Vermeylen is a wealthy Dutch art collector, who lives in Amsterdam with his pretty daughter Dortje. Three crooks conspire to steal one of his paintings. The crooks are played by German actors but are apparently meant to be American gangsters (Morton and Kelly) with a French toff (DuFour) as their leader. Kelly is played by the great German actor Fritz Rasp, who must have felt he was slumming in this movie. These 'gangsters' are utterly unrealistic, but no more so than some of the gangster characters in Hollywood films of this era.

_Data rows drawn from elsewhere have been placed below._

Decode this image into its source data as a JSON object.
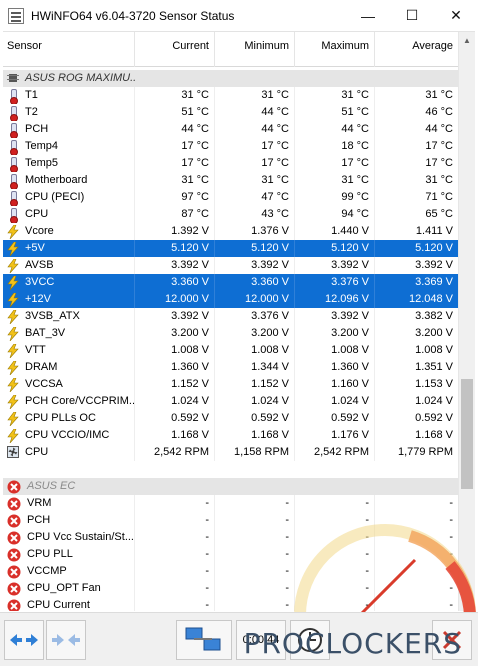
{
  "window": {
    "title": "HWiNFO64 v6.04-3720 Sensor Status",
    "minimize_glyph": "—",
    "maximize_glyph": "☐",
    "close_glyph": "✕"
  },
  "columns": {
    "sensor": "Sensor",
    "current": "Current",
    "minimum": "Minimum",
    "maximum": "Maximum",
    "average": "Average"
  },
  "groups": [
    {
      "name": "ASUS ROG MAXIMU...",
      "disabled": false,
      "rows": [
        {
          "icon": "thermometer-icon",
          "name": "T1",
          "current": "31 °C",
          "minimum": "31 °C",
          "maximum": "31 °C",
          "average": "31 °C"
        },
        {
          "icon": "thermometer-icon",
          "name": "T2",
          "current": "51 °C",
          "minimum": "44 °C",
          "maximum": "51 °C",
          "average": "46 °C"
        },
        {
          "icon": "thermometer-icon",
          "name": "PCH",
          "current": "44 °C",
          "minimum": "44 °C",
          "maximum": "44 °C",
          "average": "44 °C"
        },
        {
          "icon": "thermometer-icon",
          "name": "Temp4",
          "current": "17 °C",
          "minimum": "17 °C",
          "maximum": "18 °C",
          "average": "17 °C"
        },
        {
          "icon": "thermometer-icon",
          "name": "Temp5",
          "current": "17 °C",
          "minimum": "17 °C",
          "maximum": "17 °C",
          "average": "17 °C"
        },
        {
          "icon": "thermometer-icon",
          "name": "Motherboard",
          "current": "31 °C",
          "minimum": "31 °C",
          "maximum": "31 °C",
          "average": "31 °C"
        },
        {
          "icon": "thermometer-icon",
          "name": "CPU (PECI)",
          "current": "97 °C",
          "minimum": "47 °C",
          "maximum": "99 °C",
          "average": "71 °C"
        },
        {
          "icon": "thermometer-icon",
          "name": "CPU",
          "current": "87 °C",
          "minimum": "43 °C",
          "maximum": "94 °C",
          "average": "65 °C"
        },
        {
          "icon": "voltage-icon",
          "name": "Vcore",
          "current": "1.392 V",
          "minimum": "1.376 V",
          "maximum": "1.440 V",
          "average": "1.411 V"
        },
        {
          "icon": "voltage-icon",
          "name": "+5V",
          "current": "5.120 V",
          "minimum": "5.120 V",
          "maximum": "5.120 V",
          "average": "5.120 V",
          "selected": true
        },
        {
          "icon": "voltage-icon",
          "name": "AVSB",
          "current": "3.392 V",
          "minimum": "3.392 V",
          "maximum": "3.392 V",
          "average": "3.392 V"
        },
        {
          "icon": "voltage-icon",
          "name": "3VCC",
          "current": "3.360 V",
          "minimum": "3.360 V",
          "maximum": "3.376 V",
          "average": "3.369 V",
          "selected": true
        },
        {
          "icon": "voltage-icon",
          "name": "+12V",
          "current": "12.000 V",
          "minimum": "12.000 V",
          "maximum": "12.096 V",
          "average": "12.048 V",
          "selected": true
        },
        {
          "icon": "voltage-icon",
          "name": "3VSB_ATX",
          "current": "3.392 V",
          "minimum": "3.376 V",
          "maximum": "3.392 V",
          "average": "3.382 V"
        },
        {
          "icon": "voltage-icon",
          "name": "BAT_3V",
          "current": "3.200 V",
          "minimum": "3.200 V",
          "maximum": "3.200 V",
          "average": "3.200 V"
        },
        {
          "icon": "voltage-icon",
          "name": "VTT",
          "current": "1.008 V",
          "minimum": "1.008 V",
          "maximum": "1.008 V",
          "average": "1.008 V"
        },
        {
          "icon": "voltage-icon",
          "name": "DRAM",
          "current": "1.360 V",
          "minimum": "1.344 V",
          "maximum": "1.360 V",
          "average": "1.351 V"
        },
        {
          "icon": "voltage-icon",
          "name": "VCCSA",
          "current": "1.152 V",
          "minimum": "1.152 V",
          "maximum": "1.160 V",
          "average": "1.153 V"
        },
        {
          "icon": "voltage-icon",
          "name": "PCH Core/VCCPRIM...",
          "current": "1.024 V",
          "minimum": "1.024 V",
          "maximum": "1.024 V",
          "average": "1.024 V"
        },
        {
          "icon": "voltage-icon",
          "name": "CPU PLLs OC",
          "current": "0.592 V",
          "minimum": "0.592 V",
          "maximum": "0.592 V",
          "average": "0.592 V"
        },
        {
          "icon": "voltage-icon",
          "name": "CPU VCCIO/IMC",
          "current": "1.168 V",
          "minimum": "1.168 V",
          "maximum": "1.176 V",
          "average": "1.168 V"
        },
        {
          "icon": "fan-icon",
          "name": "CPU",
          "current": "2,542 RPM",
          "minimum": "1,158 RPM",
          "maximum": "2,542 RPM",
          "average": "1,779 RPM"
        }
      ]
    },
    {
      "name": "ASUS EC",
      "disabled": true,
      "rows": [
        {
          "icon": "error-icon",
          "name": "VRM",
          "current": "-",
          "minimum": "-",
          "maximum": "-",
          "average": "-"
        },
        {
          "icon": "error-icon",
          "name": "PCH",
          "current": "-",
          "minimum": "-",
          "maximum": "-",
          "average": "-"
        },
        {
          "icon": "error-icon",
          "name": "CPU Vcc Sustain/St...",
          "current": "-",
          "minimum": "-",
          "maximum": "-",
          "average": "-"
        },
        {
          "icon": "error-icon",
          "name": "CPU PLL",
          "current": "-",
          "minimum": "-",
          "maximum": "-",
          "average": "-"
        },
        {
          "icon": "error-icon",
          "name": "VCCMP",
          "current": "-",
          "minimum": "-",
          "maximum": "-",
          "average": "-"
        },
        {
          "icon": "error-icon",
          "name": "CPU_OPT Fan",
          "current": "-",
          "minimum": "-",
          "maximum": "-",
          "average": "-"
        },
        {
          "icon": "error-icon",
          "name": "CPU Current",
          "current": "-",
          "minimum": "-",
          "maximum": "-",
          "average": "-"
        }
      ]
    }
  ],
  "toolbar": {
    "elapsed": "0:00:44",
    "watermark": "PROCLOCKERS"
  },
  "colors": {
    "selection": "#0e6ed3",
    "group_band": "#e5e5e5"
  }
}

Into this umlaut-fest arrives Niels Korff, one of those implausible fictional characters who could never exist in real life. Korff is a hugely successful author of detective novels who amuses himself as a flautist, but who acquires material for his novels by working (in real life) as an amateur detective! That blurry object whizzing past you is this movie's plausibility, vanishing into the distance. Korff takes it upon himself to save the Vermeylens and their painting. He is aided in this endeavour by two bumbling private detectives: van Gaalen and Schimmelpennick (the latter's name is funnier than her performance).

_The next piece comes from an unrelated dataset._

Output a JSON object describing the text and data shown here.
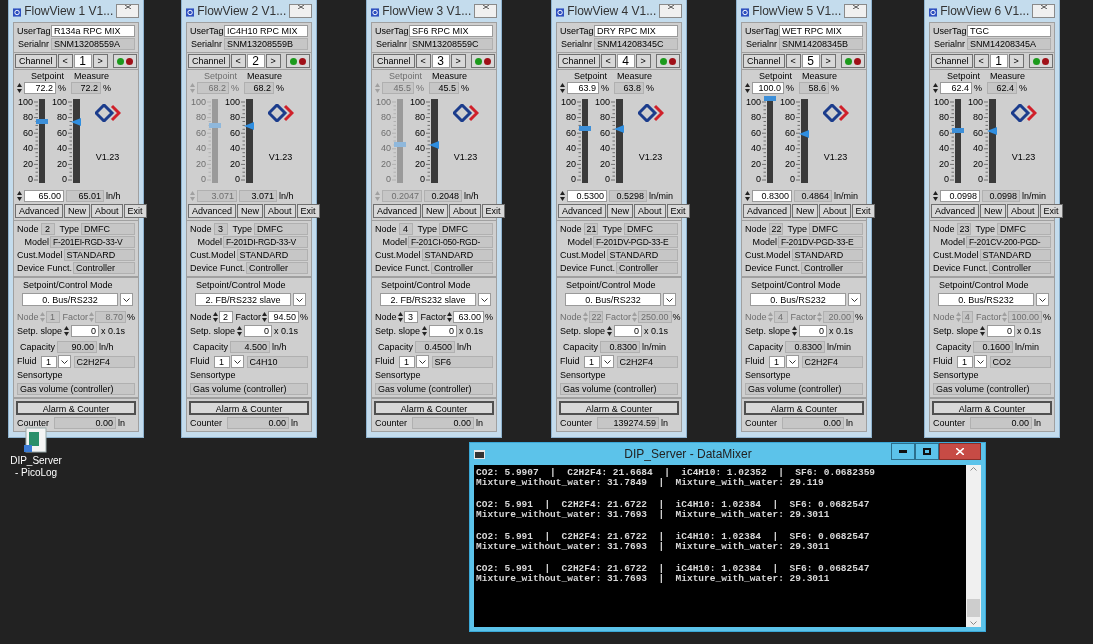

I have a low opinion of German attempts at humour, so I was pleasantly surprised that this movie is actually fairly successful in blending intentional comedy with some genuine suspense during the heist sequences. The interplay of eyeballs between Korff and Dortje makes it obvious how this movie will end ... but we have some fun getting there. I found this plot line utterly unbelievable, yet that didn't stop me from enjoying it. I'm vaguely astonished that such a light-hearted trifle could have been confected during the Third Reich, yet this movie is very much in the spirit of the screwball comedies that Hollywood was making at this time ... not *as good* as those films, mind you, but in that same spirit all the same. The music in a nightclub sequence is good, too. I'll rate this movie 7 out of 10. I wish the Third Reich had devoted more resources to turning out pleasant froth like this, instead of their more regrettable enterprises.